When tenders are not so open


By Terence Fernandez, The Sun

THE goings-on in the Social Security Organisation (Socso) are worrying indeed. Here we have an institution, which is responsible for the livelihoods of over five million workers, getting embroiled in procurement processes that leave room for speculation.

Its insistence of a RM30 million disaster recovery centre which was front-paged in this paper begs the question if the organisation is taking chances with contributors’ money.

While many contributors will vouch that getting a successful claim from Socso is like winning the lottery, Socso seems to be not quite careful in spending millions in its members’ contributions.

It does not seem to bat an eye-lid in spending RM30 million on a system which it may not need, but is careful when dishing out a few thousand ringgit to blue-collar contributors who were maimed or injured in the course of their work. Those who have had their claims rejected by the appeals board can attest to this.

While one cannot claim to be an expert in the systems that run Socso, concerns arise when the auditor-general feels that there is no need for such extravagances. So why did Socso go ahead with its plans?

If the recommendations of the auditor-general are thrown out the window, then what purpose does the auditor-general serve? Are not Tan Sri Ambrin Buang’s observations meant to save taxpayers’ money? Isn’t he supposed to be the check and balance of government agencies to ensure that there is no leakage?

If his 2009 recommendation can be easily defied, then the question to ask is this: Is the recommendation of the auditor-general binding on the agencies or is it merely that – a recommendation? To be used as a guideline, not necessarily to be followed.

If that is the case, then here is another case of a toothless agency, like Suhakam.

The whole tender process for the disaster recovery centre and server upgrades leaves a bitter taste in the mouth. This is because tenders are being called for a system that is provided by only one source. The fact that Unisys is mentioned in the tender document is a give-away to those in the loop of who the eventual winner would be.

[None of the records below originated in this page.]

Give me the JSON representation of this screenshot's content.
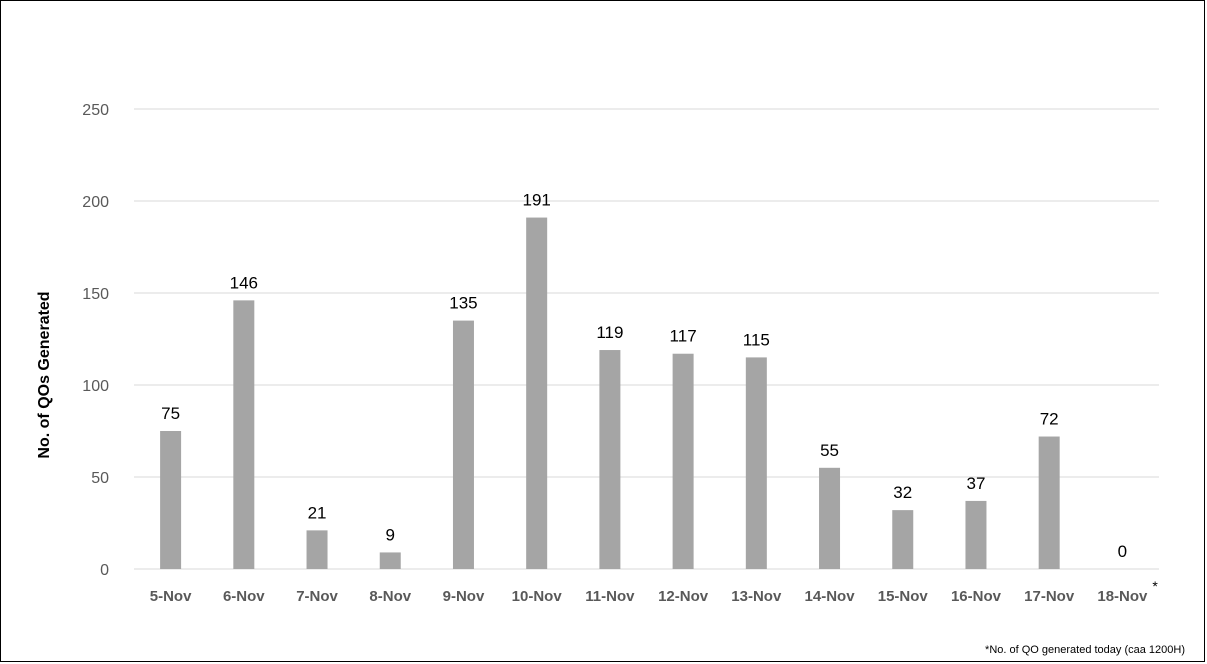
{
  "chart_data": {
    "type": "bar",
    "categories": [
      "5-Nov",
      "6-Nov",
      "7-Nov",
      "8-Nov",
      "9-Nov",
      "10-Nov",
      "11-Nov",
      "12-Nov",
      "13-Nov",
      "14-Nov",
      "15-Nov",
      "16-Nov",
      "17-Nov",
      "18-Nov"
    ],
    "values": [
      75,
      146,
      21,
      9,
      135,
      191,
      119,
      117,
      115,
      55,
      32,
      37,
      72,
      0
    ],
    "data_labels": [
      "75",
      "146",
      "21",
      "9",
      "135",
      "191",
      "119",
      "117",
      "115",
      "55",
      "32",
      "37",
      "72",
      "0"
    ],
    "title": "",
    "xlabel": "",
    "ylabel": "No. of QOs Generated",
    "ylim": [
      0,
      250
    ],
    "yticks": [
      0,
      50,
      100,
      150,
      200,
      250
    ],
    "grid": true,
    "legend": "none",
    "bar_color": "#a5a5a5",
    "gridline_color": "#d9d9d9",
    "last_category_marker": "*",
    "footnote": "*No. of QO generated today (caa 1200H)"
  }
}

Instead of going for a direct negotiation as is the case when there is only one supplier, why the need for tenders?

One cannot fault the public for thinking that this is another instance of an Ali-Baba arrangement.

A letter from Unisys to Socso shows that Unisys is privy to the tender process as it seeks Socso’s clarification if Company A is authorised to bid for the tender. Who’s calling the shots here?

A questionnaire sent by the company to the other bidders also seems to indicate that the whole process is a flawed attempt at portraying that a transparent and level-playing field is in place for the Socso job.

At press time, Socso and Unisys have yet to respond to queries. The human resources minister has also shied from talking about the matter, preferring to let Socso “clarify” the matter.

This is not the first time Socso’s procurement practices have come under the spotlight. In 1999, Socso’s first ICT revamp was awarded to Lityan. Socso had paid RM15 million or 90% of monies to Lityan but claims the system was never delivered and the case is now under litigation.

It also spent close to RM30 million for its current registration and contribution system by Unisys, and splurged another RM30 million on another system for claims, managed by IBM/Mesiniaga.

Problem is both systems do not talk to each other and has been fingered as a possible reason why claims seem to take forever. The failure over this integration forced Socso to look for a new supplier.

In 2005, then Human Resources Minister Datuk Dr Fong Chan Onn had said that since 1996, when Socso embarked on the computerisation project, the supplier had failed to integrate the project with other existing systems in Socso’s operations.

This was also noted in the Auditor-General’s 2004 report, which found a discrepancy of RM98 million between the figures in the fund’s electronic processing system and its books. There were also discrepancies of RM1.27 million in 2003 and RM4.5 million in 2002.

In 2007, on the orders of the Treasury, Socso had embarked on direct negotiations with Precision Portal for the RM152 million ICT “core system”. This was in contradiction to the views of Socso’s own procurement board.

The change in the country’s leadership also saw the end of Precision Portal’s hopes for securing the contract for the ICT revamp. It is understood that new players are now in the ring, hoping to get a piece of the pie.

Meantime, the authorities should fix their antennas on this never-ending issue, which has taken a huge chunk out of contributors’ funds. Funds which are meant to care for the most vulnerable of our workforce.